Python Code for Training and Testing Logistic Regression and Naïve Bayes on Protein Localization Data (Nucleus vs Cytoplasm)

import pandas as pd
from sklearn.model_selection import train_test_split
from sklearn.preprocessing import LabelEncoder
from sklearn.linear_model import LogisticRegression
from sklearn.naive_bayes import MultinomialNB
from sklearn.metrics import accuracy_score, confusion_matrix
from sklearn.feature_extraction.text import TfidfVectorizer

## Loading and filtering data for Nucleus and Cytoplasm
file_path = r"path_to_Exclusive_Location_ProteinsV1.xlsx"
data = pd.read_excel(file_path)
data = data[data['Subcellular_Locations'].isin(['Nucleus', 'Cytoplasm'])]

## Converting location names to numeric codes
label_encoder = LabelEncoder()
data['Location_Code'] = label_encoder.fit_transform(data['Subcellular_Locations'])

## Setting up features and labels
X = data['Amino_Acid_Sequence']
y = data['Location_Code']

## Splitting data into training and testing sets
X_train, X_test, y_train, y_test = train_test_split(X, y, test_size=0.2, random_state=42, stratify=y)

## Using TF-IDF vectorization to create 3-mer features from sequences
vectorizer = TfidfVectorizer(analyzer='char', ngram_range=(3, 3))
X_train_features = vectorizer.fit_transform(X_train)
X_test_features = vectorizer.transform(X_test)

## Training and testing the Logistic Regression model
log_reg_model = LogisticRegression()
log_reg_model.fit(X_train_features, y_train)
y_pred_log_reg = log_reg_model.predict(X_test_features)
log_reg_accuracy = accuracy_score(y_test, y_pred_log_reg)
log_reg_conf_matrix = confusion_matrix(y_test, y_pred_log_reg)

## Training and testing the Multinomial Naive Bayes model
nb_model = MultinomialNB()
nb_model.fit(X_train_features, y_train)
y_pred_nb = nb_model.predict(X_test_features)
nb_accuracy = accuracy_score(y_test, y_pred_nb)
nb_conf_matrix = confusion_matrix(y_test, y_pred_nb)

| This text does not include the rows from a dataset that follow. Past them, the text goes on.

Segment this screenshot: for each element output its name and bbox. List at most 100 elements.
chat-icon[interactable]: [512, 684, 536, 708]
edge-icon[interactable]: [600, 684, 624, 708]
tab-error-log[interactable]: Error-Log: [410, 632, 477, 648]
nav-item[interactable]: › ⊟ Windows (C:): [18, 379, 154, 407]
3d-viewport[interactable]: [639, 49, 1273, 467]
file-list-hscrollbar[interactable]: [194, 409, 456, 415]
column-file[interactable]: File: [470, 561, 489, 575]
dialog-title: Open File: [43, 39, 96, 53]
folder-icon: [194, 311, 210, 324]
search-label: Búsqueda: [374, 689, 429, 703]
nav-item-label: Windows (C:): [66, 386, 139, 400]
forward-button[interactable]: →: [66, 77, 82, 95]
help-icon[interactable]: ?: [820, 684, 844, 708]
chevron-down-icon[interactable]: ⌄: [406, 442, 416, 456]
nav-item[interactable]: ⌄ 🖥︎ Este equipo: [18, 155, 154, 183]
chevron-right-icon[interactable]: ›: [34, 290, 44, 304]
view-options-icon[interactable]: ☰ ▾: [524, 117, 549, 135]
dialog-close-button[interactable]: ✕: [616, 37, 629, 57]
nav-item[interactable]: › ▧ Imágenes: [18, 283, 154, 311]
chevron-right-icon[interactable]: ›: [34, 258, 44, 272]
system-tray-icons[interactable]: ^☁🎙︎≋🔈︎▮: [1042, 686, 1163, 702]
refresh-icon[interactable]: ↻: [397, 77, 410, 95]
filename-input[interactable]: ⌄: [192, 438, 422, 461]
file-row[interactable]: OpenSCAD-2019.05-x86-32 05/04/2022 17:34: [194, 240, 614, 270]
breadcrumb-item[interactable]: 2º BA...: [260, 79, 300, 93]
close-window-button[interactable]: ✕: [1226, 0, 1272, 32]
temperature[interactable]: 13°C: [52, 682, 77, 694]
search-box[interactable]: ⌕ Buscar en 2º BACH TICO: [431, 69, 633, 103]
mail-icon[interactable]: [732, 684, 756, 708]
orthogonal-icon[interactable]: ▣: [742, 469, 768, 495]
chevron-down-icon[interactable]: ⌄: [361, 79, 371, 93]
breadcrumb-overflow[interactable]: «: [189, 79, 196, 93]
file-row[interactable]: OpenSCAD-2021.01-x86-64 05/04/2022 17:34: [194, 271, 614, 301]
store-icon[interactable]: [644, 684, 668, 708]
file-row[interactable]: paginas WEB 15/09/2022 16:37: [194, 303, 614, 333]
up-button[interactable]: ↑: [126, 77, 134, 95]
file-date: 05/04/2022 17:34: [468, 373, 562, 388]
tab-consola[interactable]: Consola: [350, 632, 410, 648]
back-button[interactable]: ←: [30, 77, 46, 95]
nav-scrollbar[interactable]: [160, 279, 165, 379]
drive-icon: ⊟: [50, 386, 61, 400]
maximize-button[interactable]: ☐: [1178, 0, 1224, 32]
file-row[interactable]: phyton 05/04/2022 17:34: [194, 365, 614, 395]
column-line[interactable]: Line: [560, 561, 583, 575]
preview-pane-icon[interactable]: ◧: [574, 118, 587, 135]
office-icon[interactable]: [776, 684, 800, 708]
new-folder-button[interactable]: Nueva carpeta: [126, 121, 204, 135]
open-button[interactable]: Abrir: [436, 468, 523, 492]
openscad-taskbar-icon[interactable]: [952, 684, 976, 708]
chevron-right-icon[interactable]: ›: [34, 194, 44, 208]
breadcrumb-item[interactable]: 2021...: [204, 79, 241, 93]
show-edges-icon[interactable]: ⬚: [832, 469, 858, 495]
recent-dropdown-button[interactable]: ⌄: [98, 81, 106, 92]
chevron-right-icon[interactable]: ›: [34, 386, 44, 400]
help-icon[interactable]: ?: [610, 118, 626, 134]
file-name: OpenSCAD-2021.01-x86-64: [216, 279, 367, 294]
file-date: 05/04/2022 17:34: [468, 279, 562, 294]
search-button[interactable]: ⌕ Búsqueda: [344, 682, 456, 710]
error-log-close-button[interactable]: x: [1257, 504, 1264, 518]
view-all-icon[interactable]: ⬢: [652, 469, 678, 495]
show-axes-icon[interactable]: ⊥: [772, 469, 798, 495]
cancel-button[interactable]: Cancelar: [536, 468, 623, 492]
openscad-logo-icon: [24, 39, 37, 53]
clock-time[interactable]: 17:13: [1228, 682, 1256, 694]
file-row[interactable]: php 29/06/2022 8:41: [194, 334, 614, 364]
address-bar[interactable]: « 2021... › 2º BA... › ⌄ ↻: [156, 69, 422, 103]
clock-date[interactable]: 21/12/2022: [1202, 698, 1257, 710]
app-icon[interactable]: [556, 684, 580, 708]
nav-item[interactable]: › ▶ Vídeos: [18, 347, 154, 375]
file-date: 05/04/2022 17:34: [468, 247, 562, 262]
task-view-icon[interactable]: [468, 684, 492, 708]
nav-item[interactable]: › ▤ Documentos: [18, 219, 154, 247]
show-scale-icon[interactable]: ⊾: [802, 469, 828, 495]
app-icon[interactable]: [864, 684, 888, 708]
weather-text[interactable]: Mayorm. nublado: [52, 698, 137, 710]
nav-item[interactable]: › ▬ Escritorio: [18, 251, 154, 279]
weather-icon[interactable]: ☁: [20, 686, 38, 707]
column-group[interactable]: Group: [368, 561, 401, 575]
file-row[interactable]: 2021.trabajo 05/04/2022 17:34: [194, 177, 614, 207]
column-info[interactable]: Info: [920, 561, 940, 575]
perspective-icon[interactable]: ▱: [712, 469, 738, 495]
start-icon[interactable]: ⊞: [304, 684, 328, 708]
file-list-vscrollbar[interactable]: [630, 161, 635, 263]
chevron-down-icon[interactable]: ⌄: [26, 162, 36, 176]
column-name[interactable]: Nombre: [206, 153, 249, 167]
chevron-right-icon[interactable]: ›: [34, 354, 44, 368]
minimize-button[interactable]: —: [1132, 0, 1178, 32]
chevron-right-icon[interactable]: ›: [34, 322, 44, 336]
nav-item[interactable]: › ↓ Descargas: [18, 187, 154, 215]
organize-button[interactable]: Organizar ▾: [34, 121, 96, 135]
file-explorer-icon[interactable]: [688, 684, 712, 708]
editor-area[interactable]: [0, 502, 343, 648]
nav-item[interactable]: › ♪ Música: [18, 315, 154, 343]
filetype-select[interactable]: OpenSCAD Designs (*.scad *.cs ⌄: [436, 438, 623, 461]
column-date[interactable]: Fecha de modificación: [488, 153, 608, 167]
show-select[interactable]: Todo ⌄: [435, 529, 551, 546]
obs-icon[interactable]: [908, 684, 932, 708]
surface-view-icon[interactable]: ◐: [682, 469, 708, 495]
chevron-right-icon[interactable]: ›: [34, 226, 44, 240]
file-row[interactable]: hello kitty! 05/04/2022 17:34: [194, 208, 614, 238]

## Printing accuracy and confusion matrices for both models
print(f"Logistic Regression Accuracy: {log_reg_accuracy:.3f}")
print("Logistic Regression Confusion Matrix:")
print(log_reg_conf_matrix)

print(f"Naïve Bayes Accuracy: {nb_accuracy:.3f}")
print("Naïve Bayes Confusion Matrix:")
print(nb_conf_matrix)

Reggression results and conclusions

Result and conclusion

From the confusion matrix above you can see the actual and predicted proteins in both logisitc regression and naive bayes

From the confusion matrices above, we can compare the performance of Logistic Regression and Naive Bayes models in protein localization prediction:

Logistic Regression results:

  • True Cytoplasm: 72 correctly predicted as cytoplasm, 99 incorrectly predicted as nucleus
  • True Nucleus: 18 incorrectly predicted as cytoplasm, 425 correctly predicted as nucleus

Naive Bayes results:

  • True Cytoplasm: 72 correctly predicted as cytoplasm, 99 incorrectly predicted as nucleus
  • True Nucleus: 24 incorrectly predicted as cytoplasm, 419 correctly predicted as nucleus

——————————————————————————————————————–

Nuclear Protein Accuracy:

  • Logistic Regression: 95.9%
  • Naïve Bayes: 94.6%

Cytoplasmic Protein Accuracy:

  • Logistic Regression: 42.1%
  • Naïve Bayes: 42.1%

Logistic Regression and Naïve Bayes models demonstrated strong performance in predicting nuclear protein localization, with Logistic Regression achieving a slightly higher accuracy of 95.9% compared to Naïve Bayes’ 94.6%. However, both models struggled with cytoplasmic protein prediction, with a significantly lower accuracy of 42.1% for both.

Why is the accuracy low in cytoplasmic protein prediction but higher for nucleus? The discrepancy suggests that nuclear proteins probably have more distinctive sequence patterns or features that make them easier to identify, while cytoplasmic proteins may have more diverse or subtle characteristics that current machine learning approaches struggle to capture effectively. This makes sense considering that the cytoplasm is very complex. However, it should still be possible to achieve higher prediction accuracy with more complex algorithms.